Do you know what day is coming up? Yes, that’s right – Double Eleven. The old China hands among you will go “Duh – we’ve been bombarded with 11.11 ads for weeks now. Of course we know!”. Others among you might not be quite as familiar with this Chinese “holiday”. For those – here’s the complete rundown of what Double Eleven is, and when it started.

What is Double Eleven?

11.11, or Singles’ Day, as it is also called, is a Chinese shopping festival. And, like so often in China, when the Chinese do something, they go BIG. Double Eleven is an online and offline shopping extravaganza with rebates, special deals, huge promises of savings that culminates in a buying frenzy on November 11th that regularly far outstrips the sales made on Thanksgiving Day, Black Friday and Cyber Monday combined.

An example: in 2019 (the last year when Double Eleven was still a one-day affair), the sales of Tmall alone smashed through the 1 billion RMB benchmark within only 14 seconds after midnight struck on November 11th. After 1 minute and 36 seconds, goods for a total turnover of 10 billion RMB had been ordered.

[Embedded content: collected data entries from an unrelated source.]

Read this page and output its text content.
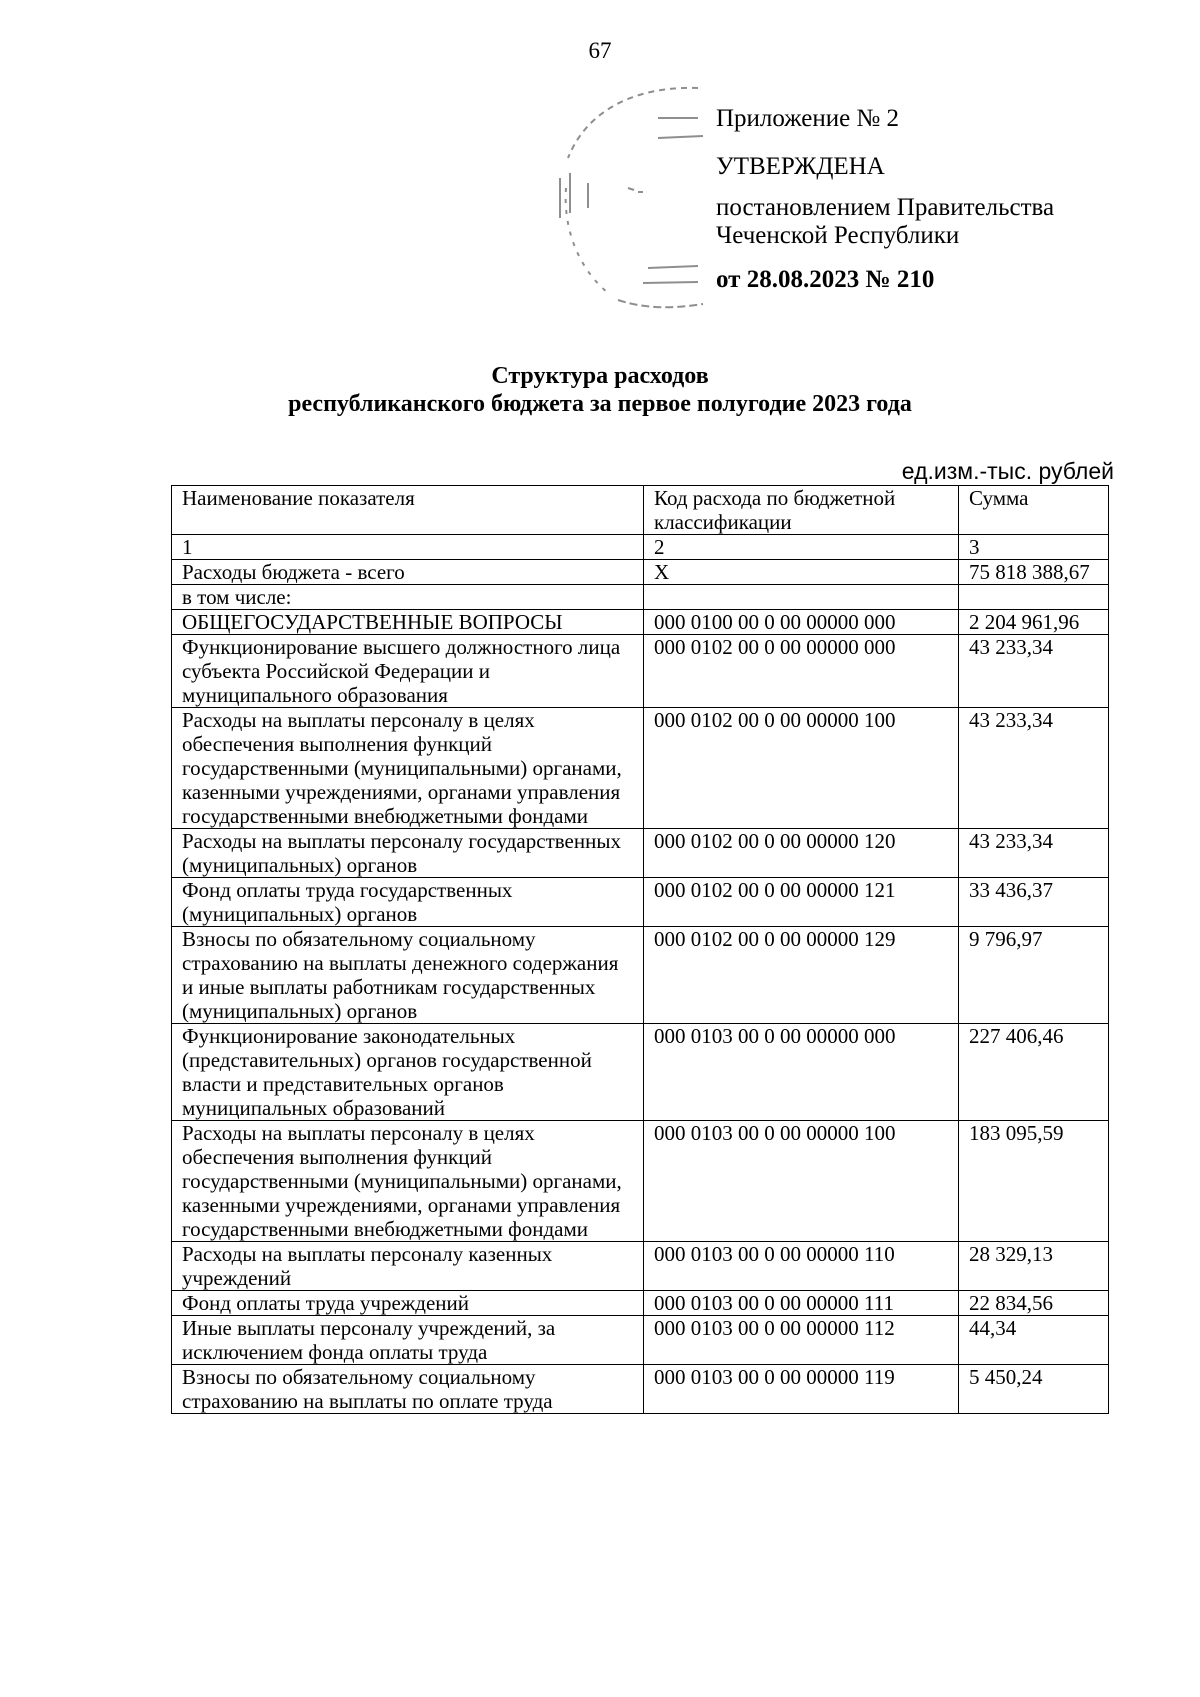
67
Приложение № 2
УТВЕРЖДЕНА
постановлением Правительства
Чеченской Республики
от 28.08.2023 № 210
Структура расходов
республиканского бюджета за первое полугодие 2023 года
ед.изм.-тыс. рублей
Наименование показателя	Код расхода по бюджетной классификации	Сумма
1	2	3
Расходы бюджета - всего	X	75 818 388,67
в том числе:		
ОБЩЕГОСУДАРСТВЕННЫЕ ВОПРОСЫ	000 0100 00 0 00 00000 000	2 204 961,96
Функционирование высшего должностного лица субъекта Российской Федерации и муниципального образования	000 0102 00 0 00 00000 000	43 233,34
Расходы на выплаты персоналу в целях обеспечения выполнения функций государственными (муниципальными) органами, казенными учреждениями, органами управления государственными внебюджетными фондами	000 0102 00 0 00 00000 100	43 233,34
Расходы на выплаты персоналу государственных (муниципальных) органов	000 0102 00 0 00 00000 120	43 233,34
Фонд оплаты труда государственных (муниципальных) органов	000 0102 00 0 00 00000 121	33 436,37
Взносы по обязательному социальному страхованию на выплаты денежного содержания и иные выплаты работникам государственных (муниципальных) органов	000 0102 00 0 00 00000 129	9 796,97
Функционирование законодательных (представительных) органов государственной власти и представительных органов муниципальных образований	000 0103 00 0 00 00000 000	227 406,46
Расходы на выплаты персоналу в целях обеспечения выполнения функций государственными (муниципальными) органами, казенными учреждениями, органами управления государственными внебюджетными фондами	000 0103 00 0 00 00000 100	183 095,59
Расходы на выплаты персоналу казенных учреждений	000 0103 00 0 00 00000 110	28 329,13
Фонд оплаты труда учреждений	000 0103 00 0 00 00000 111	22 834,56
Иные выплаты персоналу учреждений, за исключением фонда оплаты труда	000 0103 00 0 00 00000 112	44,34
Взносы по обязательному социальному страхованию на выплаты по оплате труда	000 0103 00 0 00 00000 119	5 450,24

And after 17 minutes and 6 seconds, the turnover was higher than that for the entire 11.11 sales of 2014 – 57.1 billion RMB.

Shopping for Double Eleven Festival

2020 was the first year that Double Eleven was not just a one-day event, but promotions started already earlier in the calendar. It was also the year where Single’s Day raked in a grand total of over 800 billion RMB across 22 ecommerce platforms in China (not including the promotions offline). These 800 billion RMB worth of products were bought by over 800 million consumers, and between November 11th and 16th, 2020, 2.97 billion packages were delivered successfully across China.

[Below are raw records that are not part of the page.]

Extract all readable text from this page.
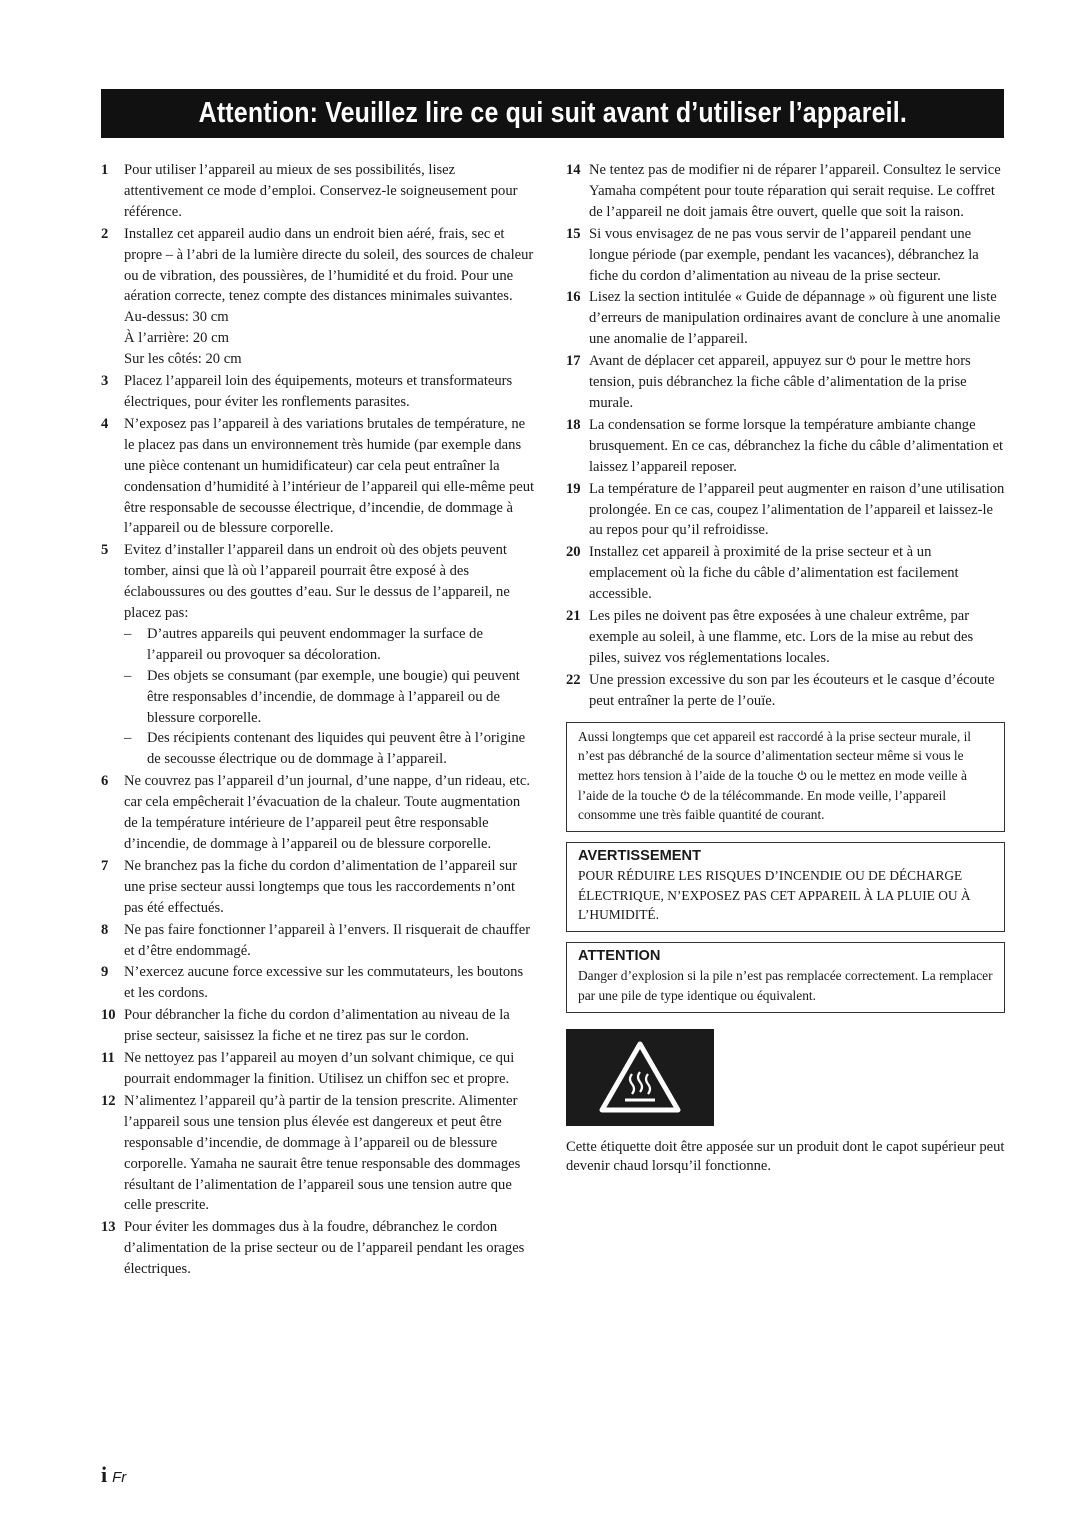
Attention: Veuillez lire ce qui suit avant d’utiliser l’appareil.
1 Pour utiliser l’appareil au mieux de ses possibilités, lisez attentivement ce mode d’emploi. Conservez-le soigneusement pour référence.
2 Installez cet appareil audio dans un endroit bien aéré, frais, sec et propre – à l’abri de la lumière directe du soleil, des sources de chaleur ou de vibration, des poussières, de l’humidité et du froid. Pour une aération correcte, tenez compte des distances minimales suivantes.
Au-dessus: 30 cm
À l’arrière: 20 cm
Sur les côtés: 20 cm
3 Placez l’appareil loin des équipements, moteurs et transformateurs électriques, pour éviter les ronflements parasites.
4 N’exposez pas l’appareil à des variations brutales de température, ne le placez pas dans un environnement très humide (par exemple dans une pièce contenant un humidificateur) car cela peut entraîner la condensation d’humidité à l’intérieur de l’appareil qui elle-même peut être responsable de secousse électrique, d’incendie, de dommage à l’appareil ou de blessure corporelle.
5 Evitez d’installer l’appareil dans un endroit où des objets peuvent tomber, ainsi que là où l’appareil pourrait être exposé à des éclaboussures ou des gouttes d’eau. Sur le dessus de l’appareil, ne placez pas:
– D’autres appareils qui peuvent endommager la surface de l’appareil ou provoquer sa décoloration.
– Des objets se consumant (par exemple, une bougie) qui peuvent être responsables d’incendie, de dommage à l’appareil ou de blessure corporelle.
– Des récipients contenant des liquides qui peuvent être à l’origine de secousse électrique ou de dommage à l’appareil.
6 Ne couvrez pas l’appareil d’un journal, d’une nappe, d’un rideau, etc. car cela empêcherait l’évacuation de la chaleur. Toute augmentation de la température intérieure de l’appareil peut être responsable d’incendie, de dommage à l’appareil ou de blessure corporelle.
7 Ne branchez pas la fiche du cordon d’alimentation de l’appareil sur une prise secteur aussi longtemps que tous les raccordements n’ont pas été effectués.
8 Ne pas faire fonctionner l’appareil à l’envers. Il risquerait de chauffer et d’être endommagé.
9 N’exercez aucune force excessive sur les commutateurs, les boutons et les cordons.
10 Pour débrancher la fiche du cordon d’alimentation au niveau de la prise secteur, saisissez la fiche et ne tirez pas sur le cordon.
11 Ne nettoyez pas l’appareil au moyen d’un solvant chimique, ce qui pourrait endommager la finition. Utilisez un chiffon sec et propre.
12 N’alimentez l’appareil qu’à partir de la tension prescrite. Alimenter l’appareil sous une tension plus élevée est dangereux et peut être responsable d’incendie, de dommage à l’appareil ou de blessure corporelle. Yamaha ne saurait être tenue responsable des dommages résultant de l’alimentation de l’appareil sous une tension autre que celle prescrite.
13 Pour éviter les dommages dus à la foudre, débranchez le cordon d’alimentation de la prise secteur ou de l’appareil pendant les orages électriques.
14 Ne tentez pas de modifier ni de réparer l’appareil. Consultez le service Yamaha compétent pour toute réparation qui serait requise. Le coffret de l’appareil ne doit jamais être ouvert, quelle que soit la raison.
15 Si vous envisagez de ne pas vous servir de l’appareil pendant une longue période (par exemple, pendant les vacances), débranchez la fiche du cordon d’alimentation au niveau de la prise secteur.
16 Lisez la section intitulée « Guide de dépannage » où figurent une liste d’erreurs de manipulation ordinaires avant de conclure à une anomalie une anomalie de l’appareil.
17 Avant de déplacer cet appareil, appuyez sur pour le mettre hors tension, puis débranchez la fiche câble d’alimentation de la prise murale.
18 La condensation se forme lorsque la température ambiante change brusquement. En ce cas, débranchez la fiche du câble d’alimentation et laissez l’appareil reposer.
19 La température de l’appareil peut augmenter en raison d’une utilisation prolongée. En ce cas, coupez l’alimentation de l’appareil et laissez-le au repos pour qu’il refroidisse.
20 Installez cet appareil à proximité de la prise secteur et à un emplacement où la fiche du câble d’alimentation est facilement accessible.
21 Les piles ne doivent pas être exposées à une chaleur extrême, par exemple au soleil, à une flamme, etc. Lors de la mise au rebut des piles, suivez vos réglementations locales.
22 Une pression excessive du son par les écouteurs et le casque d’écoute peut entraîner la perte de l’ouïe.
Aussi longtemps que cet appareil est raccordé à la prise secteur murale, il n’est pas débranché de la source d’alimentation secteur même si vous le mettez hors tension à l’aide de la touche ou le mettez en mode veille à l’aide de la touche de la télécommande. En mode veille, l’appareil consomme une très faible quantité de courant.
AVERTISSEMENT
POUR RÉDUIRE LES RISQUES D’INCENDIE OU DE DÉCHARGE ÉLECTRIQUE, N’EXPOSEZ PAS CET APPAREIL À LA PLUIE OU À L’HUMIDITÉ.
ATTENTION
Danger d’explosion si la pile n’est pas remplacée correctement. La remplacer par une pile de type identique ou équivalent.
Cette étiquette doit être apposée sur un produit dont le capot supérieur peut devenir chaud lorsqu’il fonctionne.
i Fr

How did Double Eleven start?

Even though Double Eleven is now just an excuse for excessive consumerism, this ‘festival’ of sorts started out quite differently. In 1993, some male single students at Nanjing University decided to start a movement. As a counter movement to Valentine’s Day and other Chinese festivals celebrating couples and romantic love (there are 4 different ones in China!), they decided to have their own day of celebration – even without having a romantic partner.

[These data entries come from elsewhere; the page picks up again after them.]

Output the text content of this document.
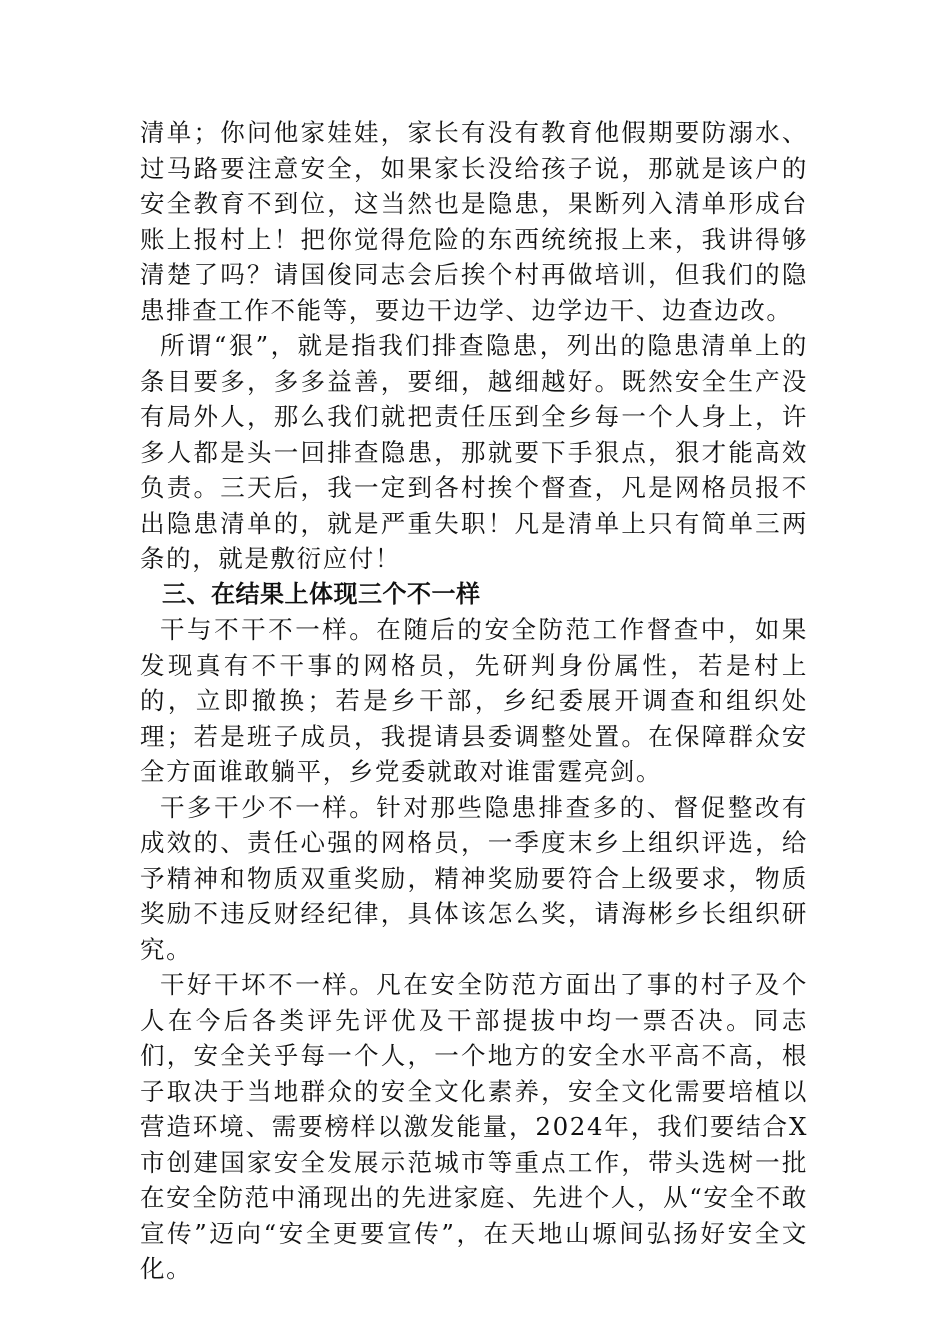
清单；你问他家娃娃，家长有没有教育他假期要防溺水、过马路要注意安全，如果家长没给孩子说，那就是该户的安全教育不到位，这当然也是隐患，果断列入清单形成台账上报村上！把你觉得危险的东西统统报上来，我讲得够清楚了吗？请国俊同志会后挨个村再做培训，但我们的隐患排查工作不能等，要边干边学、边学边干、边查边改。

所谓“狠”，就是指我们排查隐患，列出的隐患清单上的条目要多，多多益善，要细，越细越好。既然安全生产没有局外人，那么我们就把责任压到全乡每一个人身上，许多人都是头一回排查隐患，那就要下手狠点，狠才能高效负责。三天后，我一定到各村挨个督查，凡是网格员报不出隐患清单的，就是严重失职！凡是清单上只有简单三两条的，就是敷衍应付！

三、在结果上体现三个不一样

干与不干不一样。在随后的安全防范工作督查中，如果发现真有不干事的网格员，先研判身份属性，若是村上的，立即撤换；若是乡干部，乡纪委展开调查和组织处理；若是班子成员，我提请县委调整处置。在保障群众安全方面谁敢躺平，乡党委就敢对谁雷霆亮剑。

干多干少不一样。针对那些隐患排查多的、督促整改有成效的、责任心强的网格员，一季度末乡上组织评选，给予精神和物质双重奖励，精神奖励要符合上级要求，物质奖励不违反财经纪律，具体该怎么奖，请海彬乡长组织研究。

干好干坏不一样。凡在安全防范方面出了事的村子及个人在今后各类评先评优及干部提拔中均一票否决。同志们，安全关乎每一个人，一个地方的安全水平高不高，根子取决于当地群众的安全文化素养，安全文化需要培植以营造环境、需要榜样以激发能量，2024年，我们要结合X市创建国家安全发展示范城市等重点工作，带头选树一批在安全防范中涌现出的先进家庭、先进个人，从“安全不敢宣传”迈向“安全更要宣传”，在天地山塬间弘扬好安全文化。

Why did they choose November 11th for this festival of theirs? One way of referring to single males in Chinese is 光棍 (guāng gùn in pinyin), which translates to “bare branches”. That is because they are seen as the bare branches of the family tree which will not bear fruit and continue the ancestral line. And, with two 11s in the date, November 11th seemed predestined to visually represent those barren sticks.

Double Eleven Festival in China

So, how did things progress from a little university student movement in Nanjing to this vast shopping spree that spans about 3 weeks from the end of October to November 11th? Blame Alibaba’s founder Jack Ma (马云 or Mǎ Yún in pinyin). The first Double Eleven shopping event took place in 2009 as a Singles’ Day special on Tmall, a division of ecommerce platform Taobao. The promotion earned 50 million RMB total, so it was successful enough that Alibaba decided to make it an annual event. It continued to grow explosively and is now not just a Tmall, a Taobao, or even an Alibaba-only online event. JD (the second biggest ecommerce platform in China) and a couple of dozen other online shopping platforms participate, as do offline retailers across the country.

That is probably not what the founders of Singles’ Day at Nanjing University had in mind in 1993.